Neil Paviour-Smith is the University’s new Chancellor, succeeding Sir Neville Jordan, while Dame Therese Walsh has succeeded Neil as Pro-Chancellor, the Chancellor’s deputy. Both were elected unanimously by their fellow Council members and took up their positions at the start of 2018.
Neil, a Victoria University of Wellington Commerce alumnus, is managing director of sharebroking and investment firm Forsyth Barr and a former director of NZX and Chartered Accountants Australia and New Zealand. He joined the Council in 2013.
Dame Therese, who studied Accounting at the University, is an independent director who is chair of TVNZ and incoming chair of Air New Zealand, and serves on the boards of ASB, Contact Energy, and Antarctica New Zealand. She is also a trustee of Wellington Regional Stadium and a member of the Government’s Major Events Investment Panel. She joined the Council in 2016.

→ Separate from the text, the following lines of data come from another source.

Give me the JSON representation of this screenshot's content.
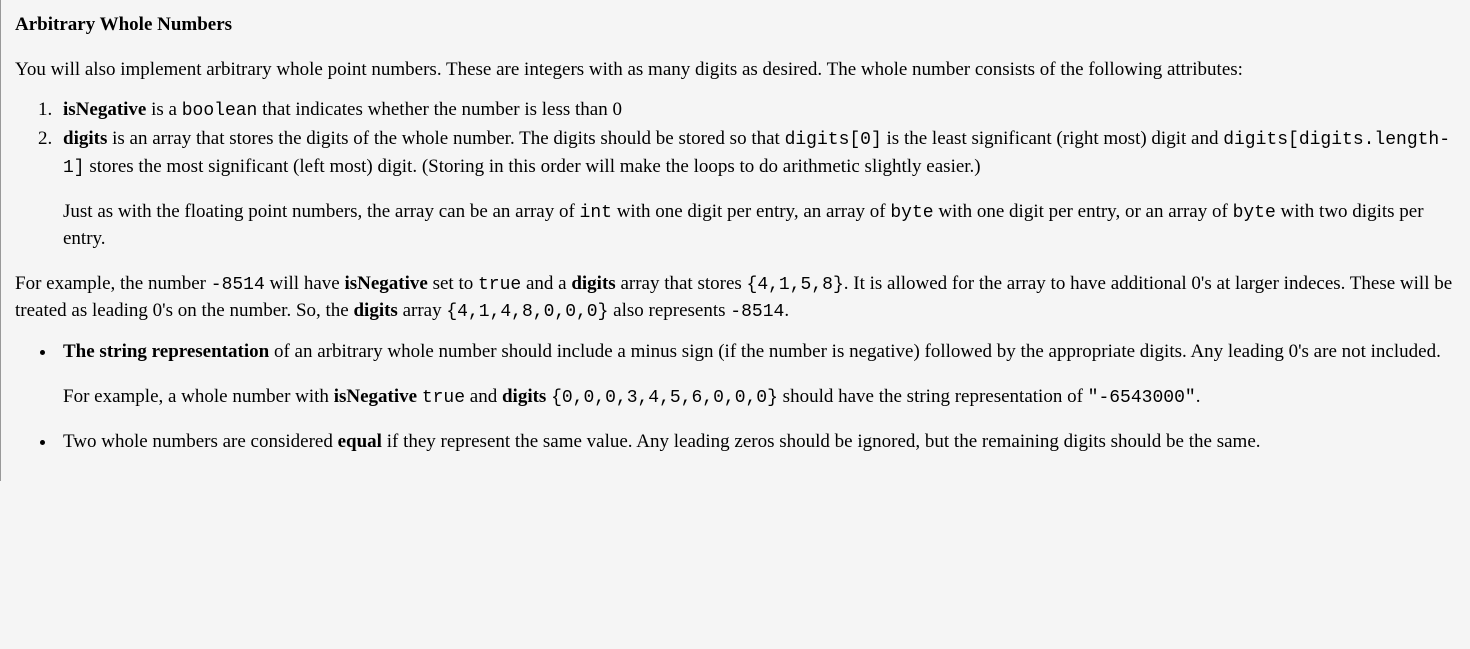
{
  "heading": "Arbitrary Whole Numbers",
  "intro": "You will also implement arbitrary whole point numbers. These are integers with as many digits as desired. The whole number consists of the following attributes:",
  "ol_item1": {
    "bold1": "isNegative",
    "t1": " is a ",
    "code1": "boolean",
    "t2": " that indicates whether the number is less than 0"
  },
  "ol_item2": {
    "bold1": "digits",
    "t1": " is an array that stores the digits of the whole number. The digits should be stored so that ",
    "code1": "digits[0]",
    "t2": " is the least significant (right most) digit and ",
    "code2": "digits[digits.length-1]",
    "t3": " stores the most significant (left most) digit. (Storing in this order will make the loops to do arithmetic slightly easier.)",
    "sub_t1": "Just as with the floating point numbers, the array can be an array of ",
    "sub_code1": "int",
    "sub_t2": " with one digit per entry, an array of ",
    "sub_code2": "byte",
    "sub_t3": " with one digit per entry, or an array of ",
    "sub_code3": "byte",
    "sub_t4": " with two digits per entry."
  },
  "example": {
    "t1": "For example, the number ",
    "code1": "-8514",
    "t2": " will have ",
    "bold1": "isNegative",
    "t3": " set to ",
    "code2": "true",
    "t4": " and a ",
    "bold2": "digits",
    "t5": " array that stores ",
    "code3": "{4,1,5,8}",
    "t6": ". It is allowed for the array to have additional 0's at larger indeces. These will be treated as leading 0's on the number. So, the ",
    "bold3": "digits",
    "t7": " array ",
    "code4": "{4,1,4,8,0,0,0}",
    "t8": " also represents ",
    "code5": "-8514",
    "t9": "."
  },
  "ul_item1": {
    "bold1": "The string representation",
    "t1": " of an arbitrary whole number should include a minus sign (if the number is negative) followed by the appropriate digits. Any leading 0's are not included.",
    "sub_t1": "For example, a whole number with ",
    "sub_bold1": "isNegative",
    "sub_t2": " ",
    "sub_code1": "true",
    "sub_t3": " and ",
    "sub_bold2": "digits",
    "sub_t4": " ",
    "sub_code2": "{0,0,0,3,4,5,6,0,0,0}",
    "sub_t5": " should have the string representation of ",
    "sub_code3": "\"-6543000\"",
    "sub_t6": "."
  },
  "ul_item2": {
    "t1": "Two whole numbers are considered ",
    "bold1": "equal",
    "t2": " if they represent the same value. Any leading zeros should be ignored, but the remaining digits should be the same."
  }
}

Neil and Dame Therese took up their leadership reins as the Council prepared for one of the bigger decisions in its history—whether to simplify the University’s name to University of Wellington.
“Victoria has been a core part of the University’s identity for a long time, but we need to keep thinking about the future and how the University projects itself,” says Neil. “There were compelling reasons to at least have the discussion. It was never going to be a decision taken lightly.”
The Council “isn’t just there to tick off day-to-day things,” says Dame Therese. “We need to have courage and push boundaries, without disrupting what is working well. It’s that nice balance you need to reach in your deliberations.”
Name simplification feeds into one of the priorities Neil sees for the University over the next few years—increasing international recognition for the high quality of its teaching and research.
He would also like to see the University continue to strive to enhance the overall student experience and increase its engagement in Wellington. “Wouldn’t it be great if in, say, a decade’s time Wellington is considered to be one of the world’s great student cities? In my view, the potential is there to aspire to.”